The morning itself was the finest they had encountered so far. Much snow had fallen in the high mountains, but winter had not touched the earth here. The deep colors of the leaves, moved by the light wind, shifted and changed like a prism. The glorious haze of Indian summer hung over everything like a veil of finest gauze. The air was surcharged with vitality and life. It was pleasant merely to sit and breathe at such a time.
“I’ve always claimed,” said Robert, as he passed a beautifully broiled trout to Tayoga and another to the hunter, “that I can cook fish better than either of you. Dave, I freely admit, can surpass me in the matter of venison and Tayoga is a finer hand with bear than I am, but I’m a specialist with fish, be it salmon, or trout, or salmon trout, or perch or pickerel or what not.”

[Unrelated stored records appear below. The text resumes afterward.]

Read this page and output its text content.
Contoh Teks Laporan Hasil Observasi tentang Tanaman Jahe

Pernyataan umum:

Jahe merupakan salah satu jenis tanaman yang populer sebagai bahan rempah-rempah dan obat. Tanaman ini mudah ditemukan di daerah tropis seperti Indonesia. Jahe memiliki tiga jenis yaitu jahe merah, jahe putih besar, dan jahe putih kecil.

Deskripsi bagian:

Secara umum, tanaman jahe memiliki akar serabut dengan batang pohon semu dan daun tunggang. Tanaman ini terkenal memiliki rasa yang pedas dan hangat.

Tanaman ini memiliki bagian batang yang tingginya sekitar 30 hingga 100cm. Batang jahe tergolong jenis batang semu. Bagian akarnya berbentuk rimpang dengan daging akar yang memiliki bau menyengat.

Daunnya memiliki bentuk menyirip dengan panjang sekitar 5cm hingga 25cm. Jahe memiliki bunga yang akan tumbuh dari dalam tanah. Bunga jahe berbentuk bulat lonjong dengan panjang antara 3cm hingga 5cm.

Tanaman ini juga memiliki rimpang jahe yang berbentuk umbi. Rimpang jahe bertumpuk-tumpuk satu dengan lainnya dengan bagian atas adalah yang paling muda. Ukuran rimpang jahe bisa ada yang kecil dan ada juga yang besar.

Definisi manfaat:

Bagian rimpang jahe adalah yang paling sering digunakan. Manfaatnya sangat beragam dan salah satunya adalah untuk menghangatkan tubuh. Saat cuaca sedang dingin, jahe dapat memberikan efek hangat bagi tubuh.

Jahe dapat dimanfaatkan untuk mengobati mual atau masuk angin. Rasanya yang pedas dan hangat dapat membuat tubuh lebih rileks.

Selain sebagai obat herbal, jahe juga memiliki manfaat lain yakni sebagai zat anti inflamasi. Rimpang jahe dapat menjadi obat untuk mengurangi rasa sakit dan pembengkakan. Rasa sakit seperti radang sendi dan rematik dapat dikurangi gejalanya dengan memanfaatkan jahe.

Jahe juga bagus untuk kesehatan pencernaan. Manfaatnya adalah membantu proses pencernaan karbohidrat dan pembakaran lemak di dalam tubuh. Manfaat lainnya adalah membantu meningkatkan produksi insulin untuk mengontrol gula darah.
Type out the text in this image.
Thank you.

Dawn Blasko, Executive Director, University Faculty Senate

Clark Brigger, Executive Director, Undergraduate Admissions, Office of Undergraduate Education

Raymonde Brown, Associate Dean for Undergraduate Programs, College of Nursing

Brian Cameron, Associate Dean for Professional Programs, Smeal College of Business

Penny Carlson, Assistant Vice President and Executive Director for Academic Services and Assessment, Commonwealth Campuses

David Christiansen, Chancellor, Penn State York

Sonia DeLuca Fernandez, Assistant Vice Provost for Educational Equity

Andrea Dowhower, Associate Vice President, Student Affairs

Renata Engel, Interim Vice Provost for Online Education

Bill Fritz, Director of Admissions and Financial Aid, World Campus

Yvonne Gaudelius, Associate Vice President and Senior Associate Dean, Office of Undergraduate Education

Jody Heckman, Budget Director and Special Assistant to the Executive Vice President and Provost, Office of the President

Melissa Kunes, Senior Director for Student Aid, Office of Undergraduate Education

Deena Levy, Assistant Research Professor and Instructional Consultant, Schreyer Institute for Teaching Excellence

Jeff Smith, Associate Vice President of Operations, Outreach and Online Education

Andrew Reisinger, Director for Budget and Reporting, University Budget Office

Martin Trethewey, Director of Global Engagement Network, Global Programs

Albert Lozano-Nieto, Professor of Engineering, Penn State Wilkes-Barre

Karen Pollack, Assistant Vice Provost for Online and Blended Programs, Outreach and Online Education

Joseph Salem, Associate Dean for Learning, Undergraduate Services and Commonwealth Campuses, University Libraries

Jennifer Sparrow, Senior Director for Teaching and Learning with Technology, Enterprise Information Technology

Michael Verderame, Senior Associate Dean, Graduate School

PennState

“Your boast is justified, in very truth, Robert,” said Willet. “I’ve known none other who can prepare a fish with as much tenderness and perfection as you. I suppose ’tis born in you, but you have a way of preserving the juices and savors which defies description and which is beyond praise. ’Tis worth going hungry a long while to put one’s tooth into so delicate a morsel as this salmon trout, and ’tis a great pity, too, that our guest, Monsieur Achille Garay, will not join us, when we’ve an abundance so great and a variety so rich.”
The wretched spy and intermediary could hear every word they said, and Robert fell silent, but the hunter and the Onondaga talked freely and with abounding zest.
“’Tis a painful thing,” said Willet, “to offer hospitality and to have it refused. Monsieur Garay knows that he would be welcome at our board, and yet he will not come. I fear, Robert, that you have cooked too many of these superlative fish, and that they must even go to waste, which is a sin. They would make an admirable beginning for our guest’s breakfast, if he would but consent to join us.”
“It is told by the wise old sachems of the great League,” said Tayoga, “that warriors have gone many days without food, when plenty of it was ready for their taking, merely to test their strength of body and will. Their sufferings were acute and terrible. Their flesh wasted away, their muscles became limp and weak, their sight failed, pain stabbed them with a thousand needles, but they would not yield and touch sustenance before the time appointed.”
“I’ve heard of many such cases, Tayoga, and I’ve seen some, but it was always warriors who were doing the fasting. I doubt whether white men could stand it so long, and ’tis quite sure they would suffer more. About the third day ’twould be as bad as being tied to the stake in the middle of the flames.”